Smashing Pumpkins’ Billy Corgan Just Got Married

Billy Corgan and Chloe Mendel wed over the weekend.
billy-corgan-chloe-mendel.png

Smashing Pumpkins frontman Billy Corgan has revealed that he just got married. During a conversation with WGN, the rock singer shared that he and his longtime girlfriend Chloe Mendel got married on Saturday, Sept. 16. The nuptials came just ahead of Corgin celebrating the 30th anniversary of the Smasjing Pumpkins’ hit record, Siamese Dream.

Corgan, 65, and Mendel, 31, have been together since 2012, according to PEOPLE. They share two children: daughter Philomena, 5 and son Augustus, 7. Corgan and Mendel became engaged in 2021, with Corgan popping the big question on her 30th birthday. “The day finished with a wedding proposal,” Mendel wrote in an Instagram caption from the big day. “Of course I said yes.” Notably, this is the second marriage for Corgan. Between 1993 and 1995, he was married to art conservator Chris Fabian.

Videos by PopCulture.com

billy-corgan-chloe-mendel.png

Earlier this month, Corgan opened up about his family and spoke about what it was like to have his two kids on tour with hom for 10 days without Mendel.” First of all, thank you for a great tour. If you came to this one or any one before it, you supported this tour and this band and the whole swirl of it adds up, improbably, over time,” Corgan began a message to fans in an Instagram post. “Including the not so good parts; which is strange the mind but can make sense to the heart. Again, improbably. “

“As to the two humans beside me in this photo,” he contined, referring to the accompanying image of himwith his children, “I had them on this tour for about 10 days without assistance other than tour staff (thank you!) who’d keep them safe for those two hours on stage; otherwise they were my ‘problem’ to sort morning-noon-and night. Bonding with your children in such an intense environment, their mother being away from their daily machinations as she herself is preparing for equally important endeavors, is challenging to say the least. But this is a first world problem, because I can afford help (I chose not to have it), and we as a family have every advantage of my success yet often chose to not indulge as one might think.”

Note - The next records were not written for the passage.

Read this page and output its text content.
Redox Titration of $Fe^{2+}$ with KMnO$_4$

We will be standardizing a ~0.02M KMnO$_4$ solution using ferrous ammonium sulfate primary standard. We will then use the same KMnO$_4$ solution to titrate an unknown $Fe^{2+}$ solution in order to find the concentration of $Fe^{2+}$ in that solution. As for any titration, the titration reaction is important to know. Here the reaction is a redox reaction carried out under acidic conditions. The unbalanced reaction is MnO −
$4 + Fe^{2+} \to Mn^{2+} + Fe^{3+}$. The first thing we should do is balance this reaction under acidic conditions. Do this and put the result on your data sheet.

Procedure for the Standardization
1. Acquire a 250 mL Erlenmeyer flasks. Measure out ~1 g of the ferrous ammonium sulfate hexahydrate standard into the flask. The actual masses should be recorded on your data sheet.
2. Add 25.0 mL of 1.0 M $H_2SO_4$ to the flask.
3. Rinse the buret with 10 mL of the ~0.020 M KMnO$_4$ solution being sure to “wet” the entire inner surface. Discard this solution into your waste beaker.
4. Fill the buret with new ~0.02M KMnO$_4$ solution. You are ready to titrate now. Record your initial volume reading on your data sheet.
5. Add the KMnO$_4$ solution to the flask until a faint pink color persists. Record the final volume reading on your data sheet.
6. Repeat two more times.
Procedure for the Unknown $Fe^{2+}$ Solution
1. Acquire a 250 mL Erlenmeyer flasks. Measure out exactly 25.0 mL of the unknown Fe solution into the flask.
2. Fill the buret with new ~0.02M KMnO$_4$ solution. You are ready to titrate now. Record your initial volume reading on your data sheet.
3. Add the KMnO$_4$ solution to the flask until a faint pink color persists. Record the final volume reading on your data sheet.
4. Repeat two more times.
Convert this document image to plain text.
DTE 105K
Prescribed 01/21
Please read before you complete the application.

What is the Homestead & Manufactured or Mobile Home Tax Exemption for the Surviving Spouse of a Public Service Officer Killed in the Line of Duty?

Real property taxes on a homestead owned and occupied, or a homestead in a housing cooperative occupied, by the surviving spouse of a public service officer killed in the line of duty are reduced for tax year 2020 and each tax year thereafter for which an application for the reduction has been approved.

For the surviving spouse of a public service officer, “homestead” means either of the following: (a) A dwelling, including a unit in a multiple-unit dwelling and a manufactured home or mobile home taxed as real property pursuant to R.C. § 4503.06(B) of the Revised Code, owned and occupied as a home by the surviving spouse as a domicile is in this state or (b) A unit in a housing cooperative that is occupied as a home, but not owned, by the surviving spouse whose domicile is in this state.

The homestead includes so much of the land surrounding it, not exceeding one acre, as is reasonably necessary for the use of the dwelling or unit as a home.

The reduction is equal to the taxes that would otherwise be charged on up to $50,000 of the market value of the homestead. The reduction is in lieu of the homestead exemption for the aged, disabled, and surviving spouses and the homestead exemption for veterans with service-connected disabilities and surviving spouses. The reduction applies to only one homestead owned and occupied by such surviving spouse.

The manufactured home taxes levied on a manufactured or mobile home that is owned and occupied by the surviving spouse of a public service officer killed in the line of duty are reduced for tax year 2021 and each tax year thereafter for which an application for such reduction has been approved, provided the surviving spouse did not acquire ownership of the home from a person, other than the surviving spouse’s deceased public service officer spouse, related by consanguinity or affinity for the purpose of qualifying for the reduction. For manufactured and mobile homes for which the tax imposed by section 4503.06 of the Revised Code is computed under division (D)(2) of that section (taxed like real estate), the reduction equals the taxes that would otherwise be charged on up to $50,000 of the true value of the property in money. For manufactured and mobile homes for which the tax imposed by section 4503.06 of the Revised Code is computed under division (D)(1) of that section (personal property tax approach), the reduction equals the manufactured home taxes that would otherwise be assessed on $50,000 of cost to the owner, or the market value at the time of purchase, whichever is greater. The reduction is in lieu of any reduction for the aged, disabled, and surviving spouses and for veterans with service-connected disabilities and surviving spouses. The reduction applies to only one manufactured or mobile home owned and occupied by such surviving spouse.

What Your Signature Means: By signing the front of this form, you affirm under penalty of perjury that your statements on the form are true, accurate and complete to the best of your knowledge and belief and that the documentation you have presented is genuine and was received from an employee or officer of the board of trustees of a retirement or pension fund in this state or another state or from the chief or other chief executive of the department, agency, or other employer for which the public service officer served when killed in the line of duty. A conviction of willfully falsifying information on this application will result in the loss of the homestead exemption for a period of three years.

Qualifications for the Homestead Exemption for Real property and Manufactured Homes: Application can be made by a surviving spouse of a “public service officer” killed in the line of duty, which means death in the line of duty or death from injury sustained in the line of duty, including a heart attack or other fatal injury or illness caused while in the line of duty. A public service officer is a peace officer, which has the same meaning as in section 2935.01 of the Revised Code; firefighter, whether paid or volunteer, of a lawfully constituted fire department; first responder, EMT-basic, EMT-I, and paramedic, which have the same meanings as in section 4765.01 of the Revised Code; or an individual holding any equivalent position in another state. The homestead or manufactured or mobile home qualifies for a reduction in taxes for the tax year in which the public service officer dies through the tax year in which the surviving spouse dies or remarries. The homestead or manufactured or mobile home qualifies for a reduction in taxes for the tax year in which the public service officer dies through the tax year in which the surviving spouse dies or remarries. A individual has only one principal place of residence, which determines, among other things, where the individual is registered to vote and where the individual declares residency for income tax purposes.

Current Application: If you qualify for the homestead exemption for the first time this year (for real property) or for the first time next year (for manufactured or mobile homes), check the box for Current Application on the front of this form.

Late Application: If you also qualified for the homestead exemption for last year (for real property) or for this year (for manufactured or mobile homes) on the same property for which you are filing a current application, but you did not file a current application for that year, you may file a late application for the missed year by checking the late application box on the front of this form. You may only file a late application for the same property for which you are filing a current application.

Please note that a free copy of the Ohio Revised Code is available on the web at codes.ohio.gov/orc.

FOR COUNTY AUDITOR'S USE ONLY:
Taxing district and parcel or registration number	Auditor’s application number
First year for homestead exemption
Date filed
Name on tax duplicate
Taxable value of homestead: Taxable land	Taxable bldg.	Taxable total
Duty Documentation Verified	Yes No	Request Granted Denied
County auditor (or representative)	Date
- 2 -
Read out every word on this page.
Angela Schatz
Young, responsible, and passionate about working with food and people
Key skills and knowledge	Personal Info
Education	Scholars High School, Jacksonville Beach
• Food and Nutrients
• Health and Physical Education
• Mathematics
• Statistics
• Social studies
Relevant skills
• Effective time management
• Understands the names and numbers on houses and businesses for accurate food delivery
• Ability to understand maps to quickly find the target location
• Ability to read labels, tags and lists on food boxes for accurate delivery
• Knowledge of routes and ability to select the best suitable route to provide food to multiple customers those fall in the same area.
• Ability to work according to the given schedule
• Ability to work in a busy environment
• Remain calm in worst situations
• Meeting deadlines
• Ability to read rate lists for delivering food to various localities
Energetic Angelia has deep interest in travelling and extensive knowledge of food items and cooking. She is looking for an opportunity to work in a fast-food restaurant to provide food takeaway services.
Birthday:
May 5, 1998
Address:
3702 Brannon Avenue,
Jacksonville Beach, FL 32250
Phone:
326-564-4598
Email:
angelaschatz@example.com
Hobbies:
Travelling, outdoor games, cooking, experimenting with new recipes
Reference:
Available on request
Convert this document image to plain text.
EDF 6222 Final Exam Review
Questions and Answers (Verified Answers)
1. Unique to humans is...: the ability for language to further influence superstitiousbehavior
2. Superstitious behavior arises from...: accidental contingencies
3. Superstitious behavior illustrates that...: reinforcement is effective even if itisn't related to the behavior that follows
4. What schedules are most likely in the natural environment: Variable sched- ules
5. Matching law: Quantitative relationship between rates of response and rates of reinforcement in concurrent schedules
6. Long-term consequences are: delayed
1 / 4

Corgan went on to write, “There is nothing bourgeois in that, past not wanting to be wasteful and silly as those with affluence can often be where life pertains to indulgence. I grew up simple (and essentially poor) and simple I try to remain, stressing for these two beside me that family is the most important aspect or fundamental in life. So being home now, with one asleep and the other telling she can’t put on her Yoshi shirt that we bought at Universal in LA the day my so-called ‘juice’ couldn’t get us into a sold out theme park (her consolation prize), I am thankful to all who have contributed to my family story.” He concluded the post, “Thank you, thank you, thank you.”